- Born: 1509 Jinjiang, Fujian
- Died: 1559 (aged 49–50)
- Education: jinshi degree (1526)

Chinese name
- Chinese: 王慎中

Standard Mandarin
- Hanyu Pinyin: Wáng Shènzhōng

= Wang Shenzhong =

Chinese writer (1509–1559)

Wang Shenzhong (Note: Wang Shenzhong used the courtesy name Daosi and the art names Nanjiang, Zhonglu Shanren, and Zunyan Jushi. He was the second son, and therefore he was called Wang Zhongzi.) (1509–1559) was a Chinese prose writer during the Ming dynasty and one of the Eight Talents of the Jiajing era.

==Biography==
Wang Shenzhong was born in Jinjiang County, located in the southeastern region of Ming China in Fujian Province. From a young age, he dedicated himself to studying the Confucian classics and eventually took the civil service examinations. He successfully passed the lower levels and in 1526, he achieved the jinshi degree, allowing him to enter official service. Throughout his career, he steadily climbed the ranks and eventually became administration vice commissioner of Henan (canzheng). In 1541, he was dismissed from his position.
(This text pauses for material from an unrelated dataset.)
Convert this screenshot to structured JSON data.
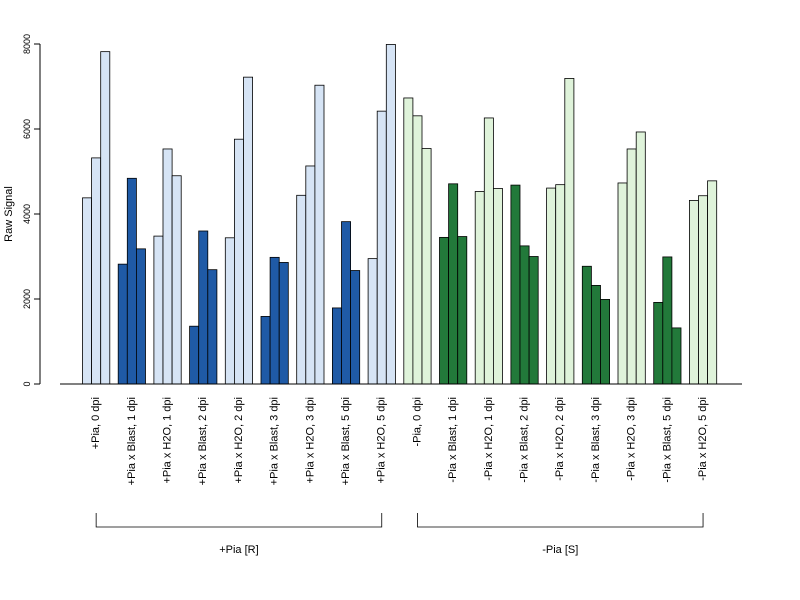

He was a prominent cultural figure during the Ming dynasty, and was considered one of the Eight Talents of the Jiajing era. The Eight Talents were influenced by authors from the Tang and Song periods and were in contrast to the dominant literary style of the time, represented by the Earlier Seven Masters of the Ming. The Seven Masters valued prose writers from the Han dynasty and earlier, as well as poets from the Tang dynasty and earlier.

At first, like many of his contemporaries, he looked to the Seven Masters as models for literary creation. Later on, however, he turned away from them and became interested in the works of Song dynasty writers Ouyang Xiu and Zeng Gong. As a literary theorist, he believed that while learning from the masters is valuable, ultimately an author must write in their own words, directly from the heart. Although he also wrote poetry, his contemporaries particularly valued his prose works. Some of his most significant works include Haishang pingkou ji, Song Cheng Longfeng junbo zhishi xu, Jinxi youji, You Qingyuanshan ji, and Zhu Bitan shi xu.